Monyihan’s essay argued that deviancy had become an epidemic.
Deviance had reached such incomprehensible proportions that we adopted a unique form of denial that significantly lowered the threshold for what we were prepared to call normal. This in order to keep “the volume of deviancy within manageable proportions.” Obtuse, perhaps, but interesting.
For example: In the thirty some odd years between 1960 and 1993 the incidence of single parenthood had tripled. Almost 30 percent of all North American children in the early 90s were born to unmarried mothers.
“The relationship of fatherlessness to poverty, welfare dependency, crime and other pathologies points to a monstrous social problem” in both Monyihan’s and Krauthammer’s opinion. Obama was born too late. Those were the days when Democrats and Republicans took each other’s ideas seriously.
Moynihan’s second example was crime.
According to Moynihan “we” have become totally inured to levels of criminality considered intolerable in 1960. He gave the example of the St. Valentine’s Day Massacre even though it only involved four thugs killing seven other thugs it became the iconic definition of atrocity for an earlier generation.

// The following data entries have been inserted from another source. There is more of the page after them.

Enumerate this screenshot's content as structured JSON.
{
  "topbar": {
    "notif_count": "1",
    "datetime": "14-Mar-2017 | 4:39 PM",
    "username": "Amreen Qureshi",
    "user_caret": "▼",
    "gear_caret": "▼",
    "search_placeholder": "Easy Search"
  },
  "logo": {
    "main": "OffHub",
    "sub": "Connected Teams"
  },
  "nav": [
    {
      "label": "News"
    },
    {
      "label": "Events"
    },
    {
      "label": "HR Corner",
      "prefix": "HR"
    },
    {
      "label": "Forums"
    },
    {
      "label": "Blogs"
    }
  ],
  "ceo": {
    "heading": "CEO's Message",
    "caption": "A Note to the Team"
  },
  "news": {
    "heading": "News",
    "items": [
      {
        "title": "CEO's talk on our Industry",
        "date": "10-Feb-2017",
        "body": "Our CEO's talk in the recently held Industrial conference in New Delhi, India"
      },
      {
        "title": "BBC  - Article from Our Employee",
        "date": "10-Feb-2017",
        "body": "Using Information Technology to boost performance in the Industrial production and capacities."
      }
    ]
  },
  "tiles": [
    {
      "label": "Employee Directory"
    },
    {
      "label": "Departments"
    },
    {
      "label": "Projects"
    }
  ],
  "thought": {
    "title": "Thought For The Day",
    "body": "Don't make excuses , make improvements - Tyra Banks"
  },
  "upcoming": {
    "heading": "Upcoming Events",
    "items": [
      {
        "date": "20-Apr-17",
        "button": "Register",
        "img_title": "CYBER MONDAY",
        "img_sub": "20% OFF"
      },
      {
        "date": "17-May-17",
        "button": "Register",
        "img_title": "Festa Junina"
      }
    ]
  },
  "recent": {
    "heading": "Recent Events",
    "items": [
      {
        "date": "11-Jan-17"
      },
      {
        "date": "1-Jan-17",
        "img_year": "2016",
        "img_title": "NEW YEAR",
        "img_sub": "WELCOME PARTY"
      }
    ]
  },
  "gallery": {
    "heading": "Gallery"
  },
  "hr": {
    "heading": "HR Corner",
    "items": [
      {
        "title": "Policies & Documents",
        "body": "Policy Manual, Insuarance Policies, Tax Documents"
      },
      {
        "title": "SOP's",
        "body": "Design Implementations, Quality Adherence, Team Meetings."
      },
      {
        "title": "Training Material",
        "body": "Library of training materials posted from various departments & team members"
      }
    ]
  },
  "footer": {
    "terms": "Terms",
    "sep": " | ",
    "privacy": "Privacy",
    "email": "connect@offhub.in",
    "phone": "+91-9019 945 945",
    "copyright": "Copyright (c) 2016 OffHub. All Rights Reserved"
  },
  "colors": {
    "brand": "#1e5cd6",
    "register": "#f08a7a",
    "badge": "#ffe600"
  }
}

Whereas in 1992 seven to ten homicides were the tally on an average weekend in Los Angeles.
Monyihan’s last example was mental illness. In the 1990s there had been no noticeable increase in mental illness; that rates of schizophrenia had not changed, but the rate of hospitalization for schizophrenia and other psychoses had dropped – dramatically. In 1955 there were 93,000 diagnosed patients in New York State asylums, in 1992, 11,000.
Where did the remaining 82,000 inmates “and their descendants” go? In one generation a tsunami of mentally ill people flooded the streets of North American cities.
These refugees from the asylum have been systematically redefined as “the homeless”. Today, we routinely step over them sleeping in doorways and over warming grates in the middle of the street. They are now accepted as part of the cityscape, but universally described as folks who lack affordable housing.
Legions of professional helpers, intellectuals and most egregiously, Moynihan and Krauthammer say, “the mass media,” ubiquitous colluders in all degeneration, have defined deviance down by describing it’s manifestations as “lifestyle choices” The homeless are not crazy or sick they’re just very poor – “as if anyone crazy and sick and abandoned would not end up very poor.”
Here’s his point that remains relevant. With what Krauthammer and Moynihan describe as “the moral deregulation of the sixties,” we had an “explosion of deviancy in family life, criminal behavior and public displays of psychosis. “We have dealt with it by redefining deviancy to make “normal” what a more “civilized, ordered and healthy society would have labeled – and did label – deviant.”